Proposed reforms will make costs of Scottish civil litigation "more predictable", says government

Out-Law News | 04 Jun 2014 | 3:44 pm | 3 min. read

Proposed reforms to the way in which civil litigation in Scotland is funded will "improve access to justice" by making the costs of court action more predictable, the Scottish government has said.

It will act on a number of the recommendations for reform proposed by Sheriff Principal Taylor in his review of civil litigation expenses and funding, it has announced. Among the measures that it plans to adopt is the introduction of damages-based agreements (DBAs) and qualified one-way costs shifting (QOCS), as well as new rules for speculative fee agreements.

"Having considered Sheriff Principal Taylor's recommendations, I am convinced that they will go a long way to making the Scottish civil litigation system much more accessible to the people of Scotland," said Kenny MacAskill, the Scottish justice secretary. "The current situation where the unpredictability of costs represents a barrier to justice is not acceptable."

"These improvements are part of a much wider series of reforms to our justice system to make it more effective and efficient for all parties involved, and ensure that disputes are resolved fairly and swiftly," he said.

Litigation expert Craig Connal QC of Pinsent Masons, the law firm behind, said that although the proposals could be seen as "good news for lawyers" as they seem to have been designed to increase litigation; they were "not such good news for the commercial world for precisely the same reason".

"It is perhaps unfortunate that none of the Scottish government's headline messages attack what some call a 'litigation culture'," he said.

"There is undoubtedly a risk that there proposals could result in a step towards a US-style system, where many believe cases are run by lawyers for lawyers. Care will be needed not to import the worst features of that jurisdiction. Likewise, a system which benefits from being relatively straightforward with a focus on the merits not the rules, and the dispute not the costs, will not want to lurch in the opposite direction," he said.

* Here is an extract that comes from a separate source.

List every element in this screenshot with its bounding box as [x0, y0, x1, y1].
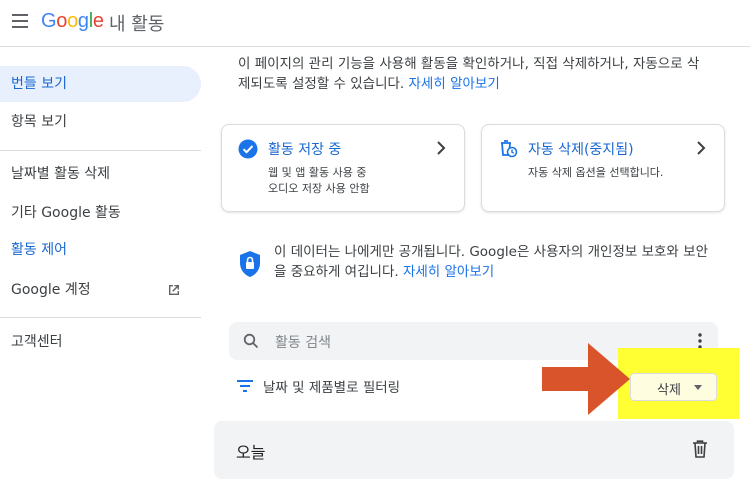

The Taylor Review was commissioned in March 2011, following a similar exercise conducted in England and Wales by Lord Justice Jackson. Sheriff Principal Taylor's final report was published in September, and included 85 recommendations for radical and substantial changes to the current system.

In response, the Scottish government said that although it accepted all of the recommendations "in principle", they should be taken forward "incrementally" as part of its programme of justice reform. In particular the Courts Reform (Scotland) Bill, which is currently before the Scottish parliament, would give the sheriff courts exclusive jurisdiction over claims below £150,000 in value, amongst other reforms aimed at increasing the "effectiveness and efficiency" of the Scottish civil courts.

Many of the proposed changes in relation to funding and expenses will have to be taken forward by the Scottish Civil Justice Council (SCJC) through changes to court rules. However, the Scottish government intends to legislate to ensure that the SCJC has sufficient powers to do so and to "work with other partners to support the wider delivery of the reforms". In particular it has accepted the need for enforceable DBAs between solicitors and their clients, through which fees would be calculated as a percentage of the damages recovered. This percentage would be capped depending on the type of case and the value of the damages awarded. DBAs would be permitted in monetary actions other than family cases.

The same caps would apply to new rules governing speculative fee agreements, another type of 'no win no fee' arrangement which has been enforceable in Scotland since the 1990s. Under a speculative fee agreement a client is only required to pay legal fees if the litigation is successful, with an enhanced fee usually charged in the event of success. However, neither speculative fee agreements nor DBAs provide automatic protection against liability for the winning party's expenses.

Unlike in England and Wales, in Scotland the government does not intend to prevent solicitors from retaining judicial expenses in addition to the agreed success fee when a DBA or speculative fee agreement is used. This would "encourage solicitors to offer damages based agreements in lower value cases", it said in its response. It would also build a number of as yet unspecified "protections for the public" into the new system as well as the caps, following further discussions with the legal profession and consumer groups, it said.

The Scottish government has also accepted the need for the introduction of some form of QOCS in personal injury cases, meaning that the party bringing a personal injury claim would not generally run the risk of having to pay the other side's legal expenses if the court action fails. It will consider its response to the recommendations on before the event (BTE) insurance separately and liaise with the UK government if change is appropriate, as insurance is a reserved matter, according to the response.

In line with Sheriff Principal Taylor's recommendation, the Scottish government does not intend to ban referral fees, as happens now in England and Wales. Instead it will introduce "safeguards to address concerns about legal work being sold to the highest bidder with no reference to quality and unacceptable advertising" following further discussions with the legal profession. It is also giving "separate consideration" to new rules for claims management companies, according to its response. Referral fees are fees payable by solicitors to insurers, case management companies and others in return for cases being passed to them.